温暖な気候のメリットを生かすためにも、家の性能を整える必要があります。
宮崎では冷房費も一緒に考える
宮崎の住宅では、暖房費だけでなく、夏の冷房費も重要です。
断熱・気密性能を高めれば、外の暑さが伝わりにくくなり、冷房した空気も保ちやすくなります。
ただし、夏の強い日差しを窓から取り込むと、室内に熱がこもる可能性があります。
宮崎では、
- 断熱
- 気密
- 窓
- 軒や庇
- 外付けシェード
- 換気と除湿
- 冷暖房計画
を一体として考えます。
北海道のように冬の暖房だけを見るのではなく、一年間の冷暖房費で考えることが大切です。
暖房費を抑えやすい家の基本
暖房費を抑えながら快適に暮らすためには、次の順番で考えます。
- 家の広さを必要な範囲に整える
- 天井・壁・床の断熱性能を高める
- 家の隙間を減らす
- 窓と玄関ドアの性能を整える
- 建物の形をできるだけシンプルにする
- 冬の日差しを上手に利用する
- 家の性能に合った暖房設備を選ぶ
- 家全体の温度差を小さくする
設備だけに頼らず、まず暖かさを保てる家をつくることが基本です。
北海道から学びたいのは「我慢しない省エネ」
北海道の暖房費は、宮崎より高くなりやすい条件があります。
しかし、だからこそ北海道では、断熱・気密・窓の性能を高め、暖房の熱を無駄にしない家づくりが進められてきました。

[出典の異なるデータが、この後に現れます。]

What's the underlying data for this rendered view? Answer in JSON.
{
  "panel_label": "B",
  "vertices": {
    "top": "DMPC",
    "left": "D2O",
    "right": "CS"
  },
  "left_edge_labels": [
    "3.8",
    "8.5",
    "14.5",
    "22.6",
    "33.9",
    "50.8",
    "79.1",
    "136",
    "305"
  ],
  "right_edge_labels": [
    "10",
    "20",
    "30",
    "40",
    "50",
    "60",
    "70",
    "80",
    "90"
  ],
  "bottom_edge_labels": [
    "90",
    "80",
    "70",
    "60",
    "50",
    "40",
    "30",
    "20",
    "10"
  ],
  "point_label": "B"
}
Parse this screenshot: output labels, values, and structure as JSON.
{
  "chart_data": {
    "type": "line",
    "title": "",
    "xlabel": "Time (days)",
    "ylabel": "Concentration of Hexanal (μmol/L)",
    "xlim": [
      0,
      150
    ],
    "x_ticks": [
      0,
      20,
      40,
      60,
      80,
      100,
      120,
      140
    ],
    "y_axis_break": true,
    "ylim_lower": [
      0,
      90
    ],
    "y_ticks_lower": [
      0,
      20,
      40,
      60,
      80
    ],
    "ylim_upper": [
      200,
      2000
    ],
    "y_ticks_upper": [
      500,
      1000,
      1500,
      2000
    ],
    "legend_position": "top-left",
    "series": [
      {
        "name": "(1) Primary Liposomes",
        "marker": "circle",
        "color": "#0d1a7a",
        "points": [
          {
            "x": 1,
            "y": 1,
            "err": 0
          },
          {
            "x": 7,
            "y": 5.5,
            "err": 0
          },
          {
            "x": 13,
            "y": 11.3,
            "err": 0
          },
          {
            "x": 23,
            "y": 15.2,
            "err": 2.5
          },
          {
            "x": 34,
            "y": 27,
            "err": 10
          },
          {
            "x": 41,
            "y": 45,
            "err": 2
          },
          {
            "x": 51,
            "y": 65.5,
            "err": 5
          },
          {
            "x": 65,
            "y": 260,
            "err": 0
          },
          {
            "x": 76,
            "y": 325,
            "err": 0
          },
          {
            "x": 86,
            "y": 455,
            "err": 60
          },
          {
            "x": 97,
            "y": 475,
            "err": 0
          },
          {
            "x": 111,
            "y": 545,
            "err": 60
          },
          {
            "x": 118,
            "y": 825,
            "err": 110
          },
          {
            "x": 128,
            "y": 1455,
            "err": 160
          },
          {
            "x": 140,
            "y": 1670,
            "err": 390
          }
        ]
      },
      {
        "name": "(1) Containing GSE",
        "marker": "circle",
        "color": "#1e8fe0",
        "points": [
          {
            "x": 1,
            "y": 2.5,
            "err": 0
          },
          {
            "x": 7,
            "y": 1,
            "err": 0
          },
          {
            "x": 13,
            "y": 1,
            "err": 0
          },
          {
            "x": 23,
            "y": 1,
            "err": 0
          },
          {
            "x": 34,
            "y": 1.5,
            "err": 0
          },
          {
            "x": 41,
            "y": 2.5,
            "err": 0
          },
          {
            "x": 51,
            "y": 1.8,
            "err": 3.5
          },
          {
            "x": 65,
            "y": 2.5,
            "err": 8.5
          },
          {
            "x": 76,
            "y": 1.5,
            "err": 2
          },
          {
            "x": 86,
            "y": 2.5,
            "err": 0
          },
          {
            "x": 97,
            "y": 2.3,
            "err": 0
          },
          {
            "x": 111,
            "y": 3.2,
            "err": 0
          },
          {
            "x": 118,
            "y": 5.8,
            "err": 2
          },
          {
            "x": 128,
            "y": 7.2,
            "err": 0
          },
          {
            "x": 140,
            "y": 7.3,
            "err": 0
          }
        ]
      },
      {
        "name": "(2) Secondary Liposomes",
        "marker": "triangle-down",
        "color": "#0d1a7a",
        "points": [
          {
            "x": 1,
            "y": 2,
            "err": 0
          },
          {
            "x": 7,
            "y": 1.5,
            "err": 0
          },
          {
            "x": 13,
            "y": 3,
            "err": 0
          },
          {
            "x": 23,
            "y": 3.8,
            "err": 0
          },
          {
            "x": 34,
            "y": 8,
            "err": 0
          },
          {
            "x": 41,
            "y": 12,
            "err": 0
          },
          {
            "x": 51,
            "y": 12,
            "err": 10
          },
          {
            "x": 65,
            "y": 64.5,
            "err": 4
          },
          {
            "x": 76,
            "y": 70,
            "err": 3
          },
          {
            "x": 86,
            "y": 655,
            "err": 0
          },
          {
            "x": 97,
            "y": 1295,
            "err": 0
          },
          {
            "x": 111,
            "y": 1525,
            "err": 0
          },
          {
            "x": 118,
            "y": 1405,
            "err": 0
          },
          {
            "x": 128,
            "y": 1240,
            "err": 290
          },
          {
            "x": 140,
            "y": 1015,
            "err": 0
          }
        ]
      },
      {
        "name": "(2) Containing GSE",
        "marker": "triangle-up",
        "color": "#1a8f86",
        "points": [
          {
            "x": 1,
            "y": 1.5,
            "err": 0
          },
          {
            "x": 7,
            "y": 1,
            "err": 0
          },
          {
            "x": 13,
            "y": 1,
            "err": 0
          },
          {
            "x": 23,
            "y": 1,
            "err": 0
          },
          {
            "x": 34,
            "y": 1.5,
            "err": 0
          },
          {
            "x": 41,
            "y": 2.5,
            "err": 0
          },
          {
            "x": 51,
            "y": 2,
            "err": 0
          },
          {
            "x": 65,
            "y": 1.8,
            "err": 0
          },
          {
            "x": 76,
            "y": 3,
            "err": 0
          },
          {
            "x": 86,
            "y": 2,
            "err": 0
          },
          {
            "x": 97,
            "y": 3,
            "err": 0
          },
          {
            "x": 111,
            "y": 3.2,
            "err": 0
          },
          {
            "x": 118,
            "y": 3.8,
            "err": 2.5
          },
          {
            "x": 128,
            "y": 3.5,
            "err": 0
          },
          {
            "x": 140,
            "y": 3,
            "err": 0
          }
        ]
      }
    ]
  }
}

大切なのは、電気代や燃料代を抑えるために寒さを我慢することではありません。
家の性能を整え、必要な暖房を効率よく使うことです。
宮崎でも、暖房をつけているリビングだけが暖かい家ではなく、少ないエネルギーで家全体の温度差を小さくする家を目指せます。
冬は暖かく、夏は涼しい。
光熱費を心配しすぎず、家族が健康に暮らせる。
それが、株式会社ツチモチとデザインハウス宮崎が考える「宮崎型高性能住宅」です。